New siRNA therapies like zilebesiran offer 6-month blood pressure control, but doctors warn of a "moral hazard" where patients might skip healthy lifestyle habits.

By: AXL Media

Published: Apr 28, 2026, 5:58 AM EDT

Source: Information for this report was sourced from Journal of Human Hypertension

The Paradox of Daily Behavioral Achievement

Hypertension remains a global medical paradox, staying a leading cause of disability despite the existence of numerous effective pharmacological treatments. Current care models rely on "behavioral achievement," requiring asymptomatic patients to remember daily pill regimens without immediate physiological feedback. According to the Journal of Human Hypertension perspective, this system essentially acts as a social filter that tracks life stability rather than clinical need, resulting in fewer than 25% of hypertensive individuals achieving controlled blood pressure levels globally.

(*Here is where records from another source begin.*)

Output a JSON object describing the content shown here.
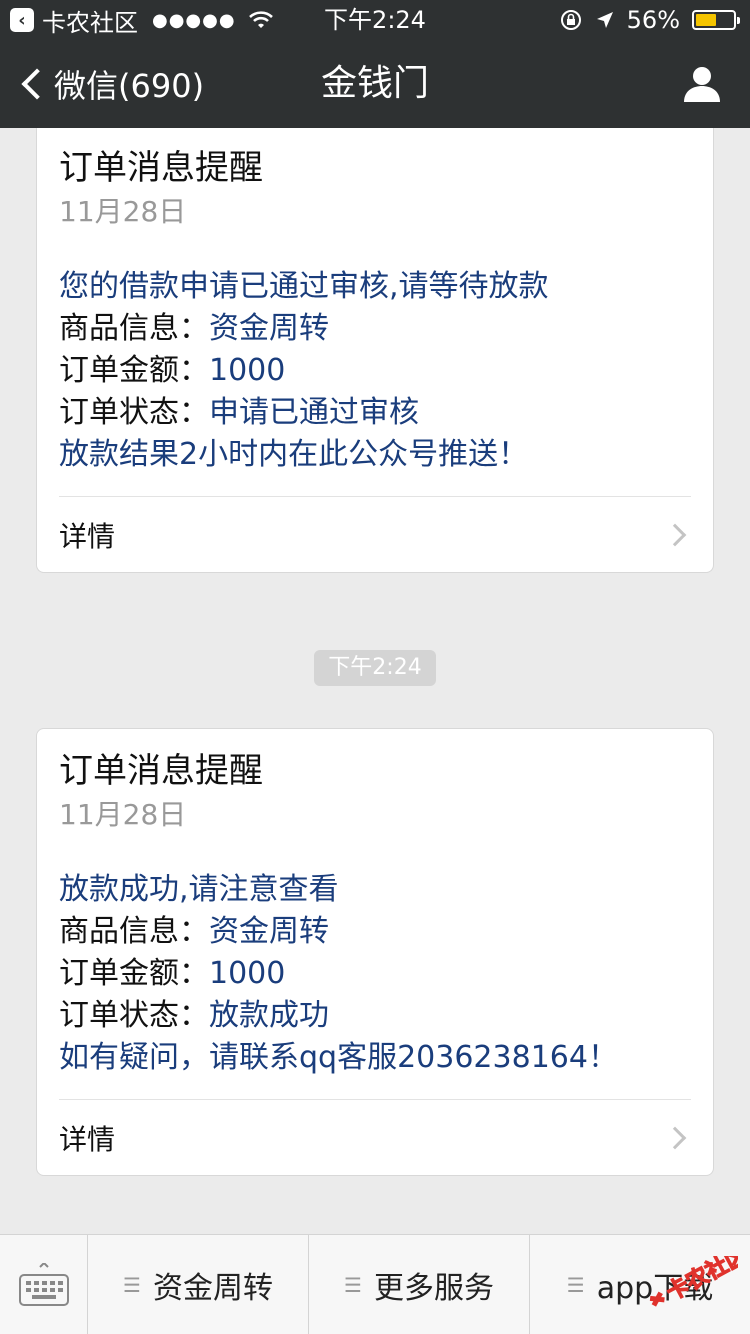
{
  "status_bar": {
    "back_app_label": "卡农社区",
    "signal": "●●●●●",
    "time": "下午2:24",
    "battery_percent": "56%",
    "battery_level": 0.56,
    "battery_color": "#f5c500"
  },
  "nav": {
    "back_label": "微信(690)",
    "title": "金钱门"
  },
  "messages": [
    {
      "title": "订单消息提醒",
      "date": "11月28日",
      "headline": "您的借款申请已通过审核,请等待放款",
      "product_label": "商品信息：",
      "product_value": "资金周转",
      "amount_label": "订单金额：",
      "amount_value": "1000",
      "status_label": "订单状态：",
      "status_value": "申请已通过审核",
      "note": "放款结果2小时内在此公众号推送！",
      "detail_label": "详情"
    },
    {
      "title": "订单消息提醒",
      "date": "11月28日",
      "headline": "放款成功,请注意查看",
      "product_label": "商品信息：",
      "product_value": "资金周转",
      "amount_label": "订单金额：",
      "amount_value": "1000",
      "status_label": "订单状态：",
      "status_value": "放款成功",
      "note": "如有疑问，请联系qq客服2036238164！",
      "detail_label": "详情"
    }
  ],
  "timestamp_pill": "下午2:24",
  "bottom_menu": [
    {
      "label": "资金周转"
    },
    {
      "label": "更多服务"
    },
    {
      "label": "app下载"
    }
  ],
  "watermark": "卡农社区",
  "colors": {
    "header_bg": "#2e3132",
    "link_blue": "#1a3d7c",
    "page_bg": "#ebebeb"
  }
}
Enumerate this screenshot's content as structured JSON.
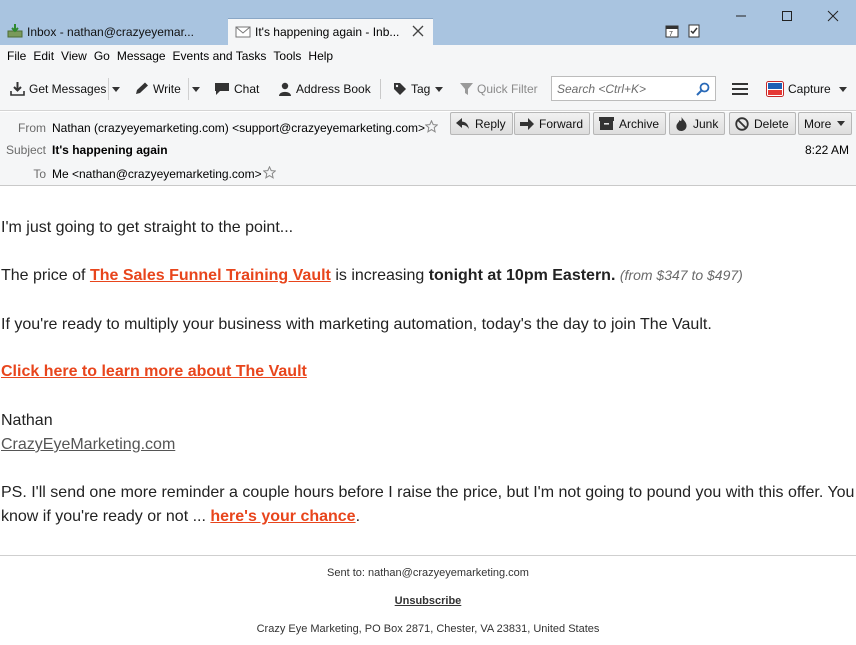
{
  "tabs": [
    {
      "title": "Inbox - nathan@crazyeyemar...",
      "icon": "inbox-download-icon"
    },
    {
      "title": "It's happening again - Inb...",
      "icon": "envelope-icon"
    }
  ],
  "menu": {
    "file": "File",
    "edit": "Edit",
    "view": "View",
    "go": "Go",
    "message": "Message",
    "events": "Events and Tasks",
    "tools": "Tools",
    "help": "Help"
  },
  "toolbar": {
    "get_messages": "Get Messages",
    "write": "Write",
    "chat": "Chat",
    "address_book": "Address Book",
    "tag": "Tag",
    "quick_filter": "Quick Filter",
    "search_placeholder": "Search <Ctrl+K>",
    "capture": "Capture"
  },
  "header": {
    "from_label": "From",
    "from_value": "Nathan (crazyeyemarketing.com) <support@crazyeyemarketing.com>",
    "subject_label": "Subject",
    "subject_value": "It's happening again",
    "to_label": "To",
    "to_value": "Me <nathan@crazyeyemarketing.com>",
    "time": "8:22 AM"
  },
  "actions": {
    "reply": "Reply",
    "forward": "Forward",
    "archive": "Archive",
    "junk": "Junk",
    "delete": "Delete",
    "more": "More"
  },
  "email": {
    "line1": "I'm just going to get straight to the point...",
    "price_pre": "The price of ",
    "price_link": "The Sales Funnel Training Vault",
    "price_mid": " is increasing ",
    "price_bold": "tonight at 10pm Eastern.",
    "price_note": "(from $347 to $497)",
    "line3": "If you're ready to multiply your business with marketing automation, today's the day to join The Vault.",
    "cta": "Click here to learn more about The Vault",
    "sign_name": "Nathan",
    "sign_site": "CrazyEyeMarketing.com",
    "ps_line1": "PS. I'll send one more reminder a couple hours before I raise the price, but I'm not going to pound you with this offer. You",
    "ps_line2_pre": "know if you're ready or not ... ",
    "ps_link": "here's your chance",
    "ps_end": "."
  },
  "footer": {
    "sent_to": "Sent to: nathan@crazyeyemarketing.com",
    "unsubscribe": "Unsubscribe",
    "address": "Crazy Eye Marketing, PO Box 2871, Chester, VA 23831, United States"
  },
  "colors": {
    "link": "#e8451c",
    "titlebar": "#a9c4e0",
    "chrome": "#f5f6f7"
  }
}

Pharmacological Shift From Patient to System

The emergence of small-interfering RNA (siRNA) therapies, specifically zilebesiran, marks a fundamental shift in how responsibility for cardiovascular protection is distributed. By targeting hepatic angiotensinogen (AGT) to suppress the renin-angiotensin-aldosterone system, a single subcutaneous injection can maintain lowered blood pressure for up to six months. This transition moves the burden of care from the patient's daily memory to the healthcare system's administrative reliability, effectively treating hypertension with a cadence similar to a semi-annual vaccine.

Clinical Evidence From the KARDIA Trial Program

Recent clinical data from the Phase 2 KARDIA-1 study demonstrated that quarterly or bi-annual doses of zilebesiran achieved sustained reductions in 24-hour mean systolic blood pressure, with some doses showing placebo-adjusted drops of up to 15 mmHg at three months. However, the KARDIA-3 trial, which focused on higher-risk patients already on multiple medications, missed its primary endpoint after multiplicity adjustments. Despite this, the scientific community remains optimistic, as the totality of the Phase 2 data has informed the design of the upcoming ZENITH trial, a massive 11,000-patient investigation into major cardiovascular outcomes.